Vortex-induced-vibration (VIV) is an important consideration while drilling at sites with moderate to high current speeds. Planning for drilling operations often includes determination of limits on maximum drilling riser motion amplitude using model simulations. These limits can then be used to raise alarms in the field by comparing motions measured in the field using one or more motion sensors. The determination of such alarm limits is challenging as VIV is a highly nonlinear process, and small changes in the speed or shape of current profile can result in quite different VIV fatigue results for drilling risers, especially in deep water depths.
We use feed-forward neural network, which is a powerful machine learning algorithm, to develop a classifier for distinguishing damaging and non-damaging VIV events. The neural network uses acceleration and angular rate data from only three motions sensors located on the upper flex joint, the lower flex joint and the BOP stack. To train the neural network, riser motions and fatigue damage data are generated from SHEAR7 runs on the model of the drilling riser. Thousands of current profiles measured from a current mooring at a deepwater site (water depth > 6,000 ft) are used as inputs to SHEAR7 model in order to capture full variability in VIV response from the actual field environment.
Results show that the neural network classifier almost always predicts damaging and non-damaging VIV correctly. The precision, recall, and F1 score (a combination of precision and recall) for the neural network classifier are all close to 100%. A high precision, recall, and F1 score for a classifier implies that it has no false positives and no false negatives. Here, a false negative is defined as the situation when damaging VIV occurred but was identified as a non-damaging VIV event and an alarm is not raised. False positive is the situation when an alarm is raised for damaging VIV when the event was actually not so damaging.
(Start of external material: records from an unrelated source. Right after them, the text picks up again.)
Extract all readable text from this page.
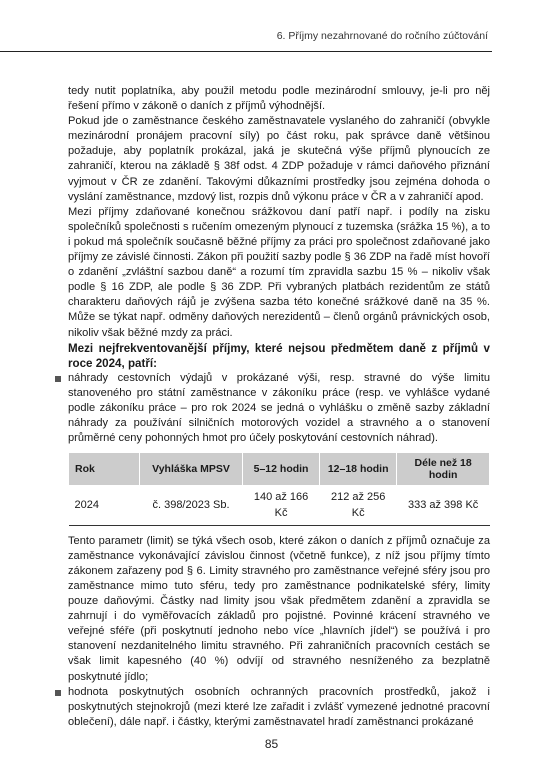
6. Příjmy nezahrnované do ročního zúčtování

tedy nutit poplatníka, aby použil metodu podle mezinárodní smlouvy, je-li pro něj řešení přímo v zákoně o daních z příjmů výhodnější.

Pokud jde o zaměstnance českého zaměstnavatele vyslaného do zahraničí (obvykle mezinárodní pronájem pracovní síly) po část roku, pak správce daně většinou požaduje, aby poplatník prokázal, jaká je skutečná výše příjmů plynoucích ze zahraničí, kterou na základě § 38f odst. 4 ZDP požaduje v rámci daňového přiznání vyjmout v ČR ze zdanění. Takovými důkazními prostředky jsou zejména dohoda o vyslání zaměstnance, mzdový list, rozpis dnů výkonu práce v ČR a v zahraničí apod.

Mezi příjmy zdaňované konečnou srážkovou daní patří např. i podíly na zisku společníků společnosti s ručením omezeným plynoucí z tuzemska (srážka 15 %), a to i pokud má společník současně běžné příjmy za práci pro společnost zdaňované jako příjmy ze závislé činnosti. Zákon při použití sazby podle § 36 ZDP na řadě míst hovoří o zdanění „zvláštní sazbou daně“ a rozumí tím zpravidla sazbu 15 % – nikoliv však podle § 16 ZDP, ale podle § 36 ZDP. Při vybraných platbách rezidentům ze států charakteru daňových rájů je zvýšena sazba této konečné srážkové daně na 35 %. Může se týkat např. odměny daňových nerezidentů – členů orgánů právnických osob, nikoliv však běžné mzdy za práci.

Mezi nejfrekventovanější příjmy, které nejsou předmětem daně z příjmů v roce 2024, patří:

náhrady cestovních výdajů v prokázané výši, resp. stravné do výše limitu stanoveného pro státní zaměstnance v zákoníku práce (resp. ve vyhlášce vydané podle zákoníku práce – pro rok 2024 se jedná o vyhlášku o změně sazby základní náhrady za používání silničních motorových vozidel a stravného a o stanovení průměrné ceny pohonných hmot pro účely poskytování cestovních náhrad).
Rok	Vyhláška MPSV	5–12 hodin	12–18 hodin	Déle než 18 hodin
2024	č. 398/2023 Sb.	140 až 166 Kč	212 až 256 Kč	333 až 398 Kč

Tento parametr (limit) se týká všech osob, které zákon o daních z příjmů označuje za zaměstnance vykonávající závislou činnost (včetně funkce), z níž jsou příjmy tímto zákonem zařazeny pod § 6. Limity stravného pro zaměstnance veřejné sféry jsou pro zaměstnance mimo tuto sféru, tedy pro zaměstnance podnikatelské sféry, limity pouze daňovými. Částky nad limity jsou však předmětem zdanění a zpravidla se zahrnují i do vyměřovacích základů pro pojistné. Povinné krácení stravného ve veřejné sféře (při poskytnutí jednoho nebo více „hlavních jídel“) se používá i pro stanovení nezdanitelného limitu stravného. Při zahraničních pracovních cestách se však limit kapesného (40 %) odvíjí od stravného nesníženého za bezplatně poskytnuté jídlo;

hodnota poskytnutých osobních ochranných pracovních prostředků, jakož i poskytnutých stejnokrojů (mezi které lze zařadit i zvlášť vymezené jednotné pracovní oblečení), dále např. i částky, kterými zaměstnavatel hradí zaměstnanci prokázané
85
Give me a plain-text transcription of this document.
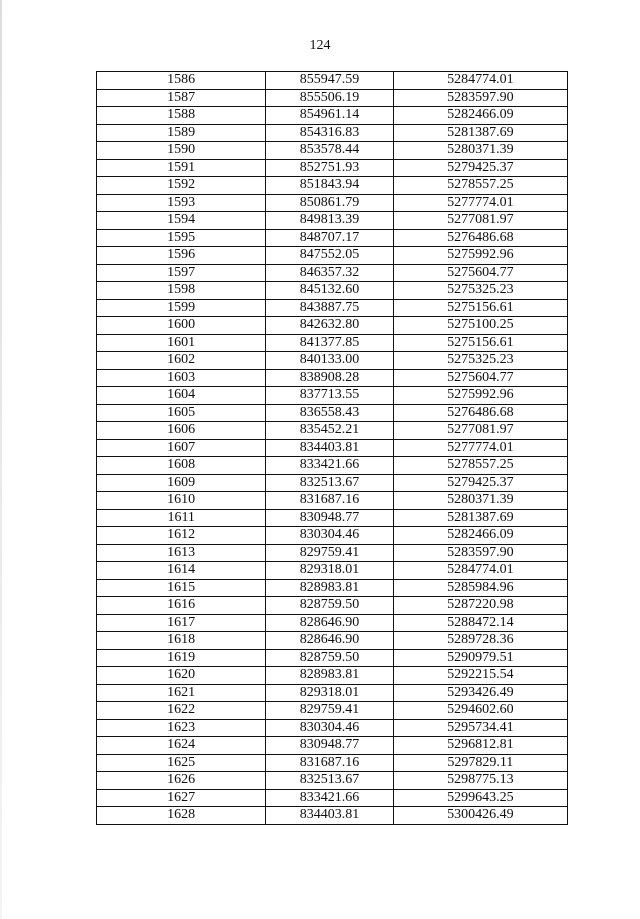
124
1586	855947.59	5284774.01
1587	855506.19	5283597.90
1588	854961.14	5282466.09
1589	854316.83	5281387.69
1590	853578.44	5280371.39
1591	852751.93	5279425.37
1592	851843.94	5278557.25
1593	850861.79	5277774.01
1594	849813.39	5277081.97
1595	848707.17	5276486.68
1596	847552.05	5275992.96
1597	846357.32	5275604.77
1598	845132.60	5275325.23
1599	843887.75	5275156.61
1600	842632.80	5275100.25
1601	841377.85	5275156.61
1602	840133.00	5275325.23
1603	838908.28	5275604.77
1604	837713.55	5275992.96
1605	836558.43	5276486.68
1606	835452.21	5277081.97
1607	834403.81	5277774.01
1608	833421.66	5278557.25
1609	832513.67	5279425.37
1610	831687.16	5280371.39
1611	830948.77	5281387.69
1612	830304.46	5282466.09
1613	829759.41	5283597.90
1614	829318.01	5284774.01
1615	828983.81	5285984.96
1616	828759.50	5287220.98
1617	828646.90	5288472.14
1618	828646.90	5289728.36
1619	828759.50	5290979.51
1620	828983.81	5292215.54
1621	829318.01	5293426.49
1622	829759.41	5294602.60
1623	830304.46	5295734.41
1624	830948.77	5296812.81
1625	831687.16	5297829.11
1626	832513.67	5298775.13
1627	833421.66	5299643.25
1628	834403.81	5300426.49
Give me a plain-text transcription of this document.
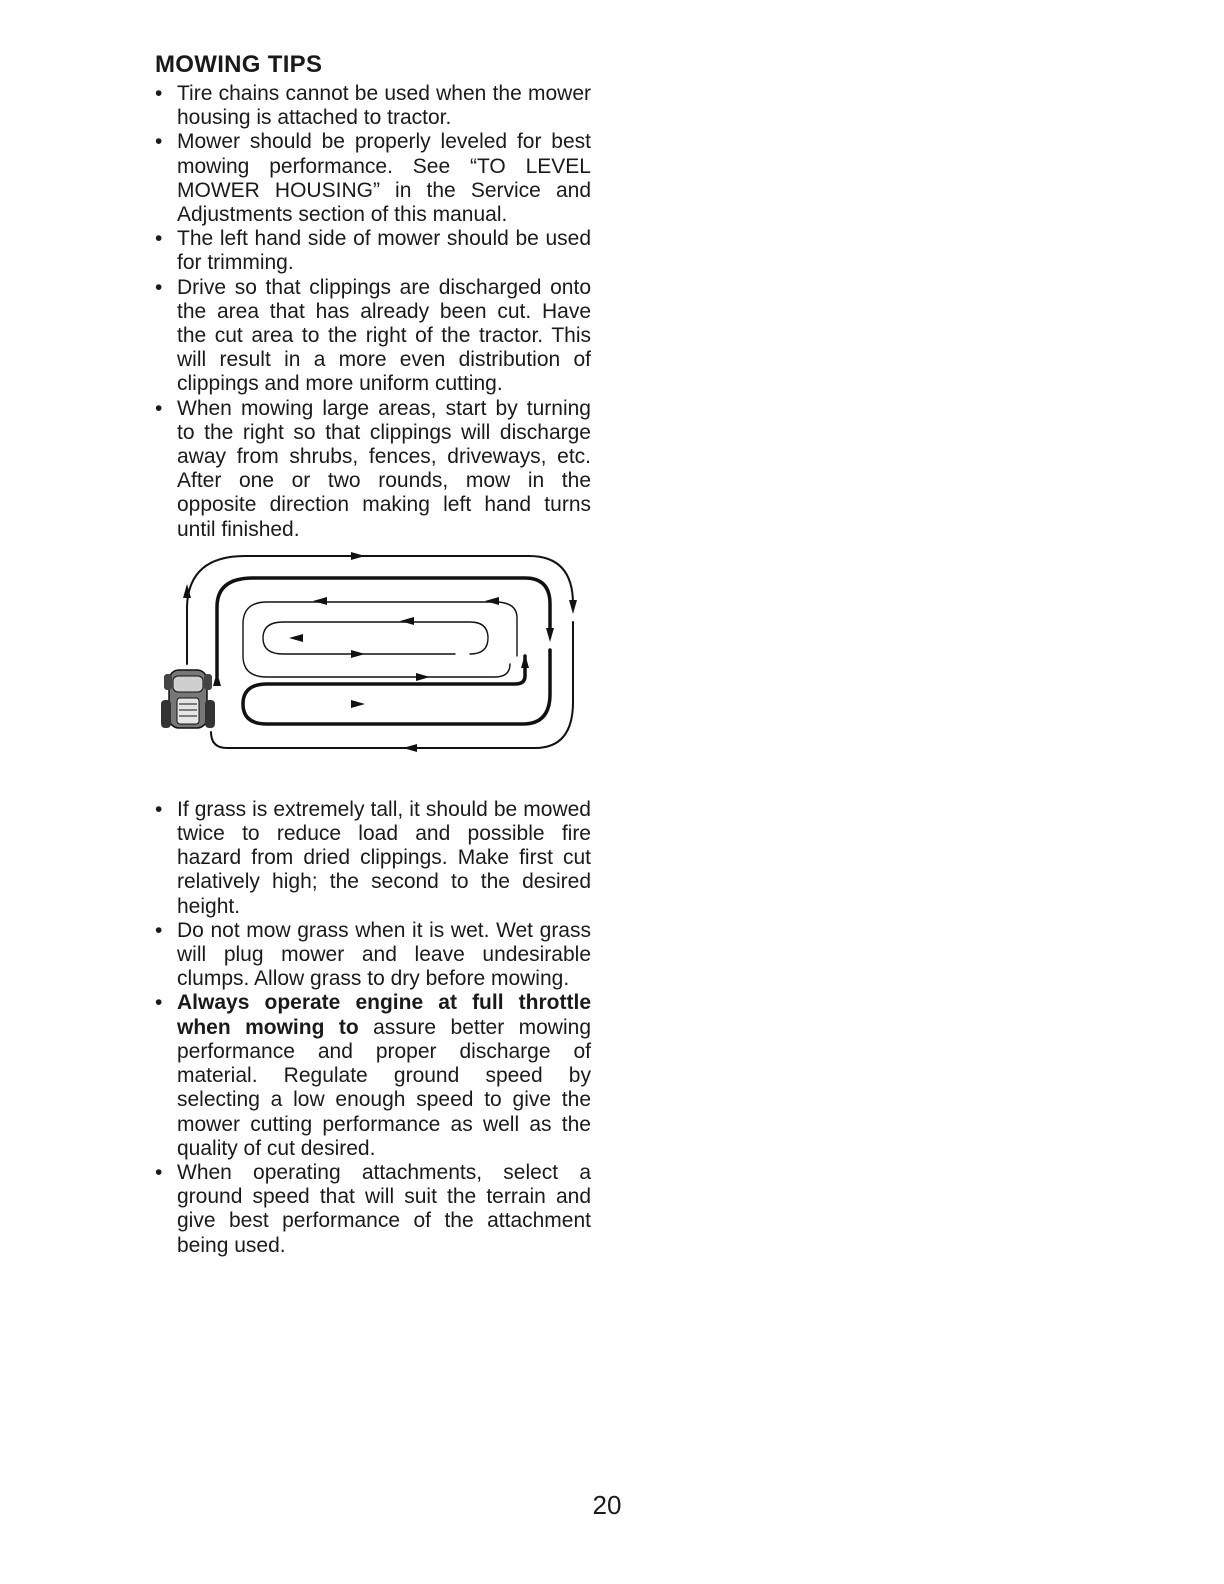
MOWING TIPS
• Tire chains cannot be used when the mower housing is attached to tractor.
• Mower should be properly leveled for best mowing performance. See “TO LEVEL MOWER HOUSING” in the Service and Adjustments section of this manual.
• The left hand side of mower should be used for trimming.
• Drive so that clippings are discharged onto the area that has already been cut. Have the cut area to the right of the tractor. This will result in a more even distribution of clippings and more uniform cutting.
• When mowing large areas, start by turning to the right so that clippings will discharge away from shrubs, fences, driveways, etc. After one or two rounds, mow in the opposite direction making left hand turns until finished.
• If grass is extremely tall, it should be mowed twice to reduce load and possible fire hazard from dried clippings. Make first cut relatively high; the second to the desired height.
• Do not mow grass when it is wet. Wet grass will plug mower and leave undesirable clumps. Allow grass to dry before mowing.
• Always operate engine at full throttle when mowing to assure better mowing performance and proper discharge of material. Regulate ground speed by selecting a low enough speed to give the mower cutting performance as well as the quality of cut desired.
• When operating attachments, select a ground speed that will suit the terrain and give best performance of the attachment being used.
20
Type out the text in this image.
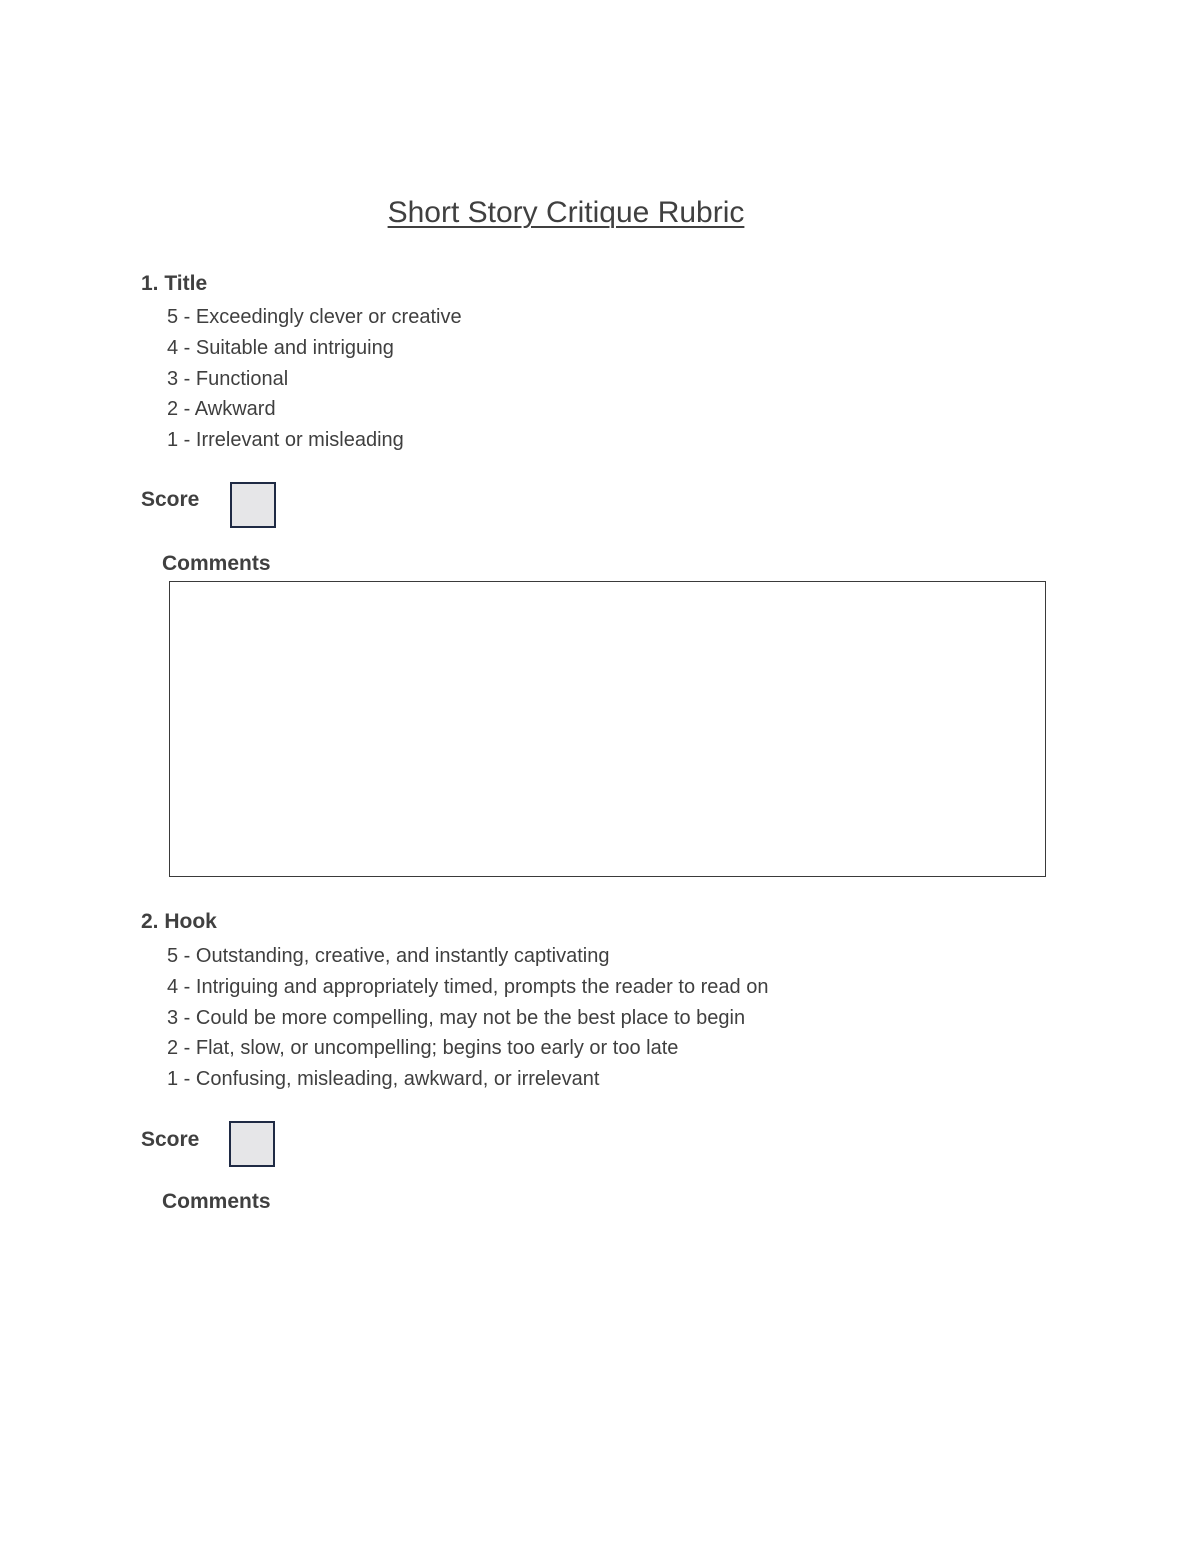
Short Story Critique Rubric
1. Title
5 - Exceedingly clever or creative
4 - Suitable and intriguing
3 - Functional
2 - Awkward
1 - Irrelevant or misleading
Score
Comments
2. Hook
5 - Outstanding, creative, and instantly captivating
4 - Intriguing and appropriately timed, prompts the reader to read on
3 - Could be more compelling, may not be the best place to begin
2 - Flat, slow, or uncompelling; begins too early or too late
1 - Confusing, misleading, awkward, or irrelevant
Score
Comments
On the other hand, the baseline "constant" classifier of conservatively chosen limits (from the same data) for upper and lower flex joint angles results in very low precision and F1 scores, implying too many false positives. While the baseline classifier does not predict any false negatives, it is very expensive because of too many false positives. Furthermore, it carries the risk of being ignored by users due to too many false alarms.
This work demonstrates that machine learning techniques can accurately predict damaging VIV events in the field using minimal number of sensors. Such accurate predictions were not possible using traditional methods.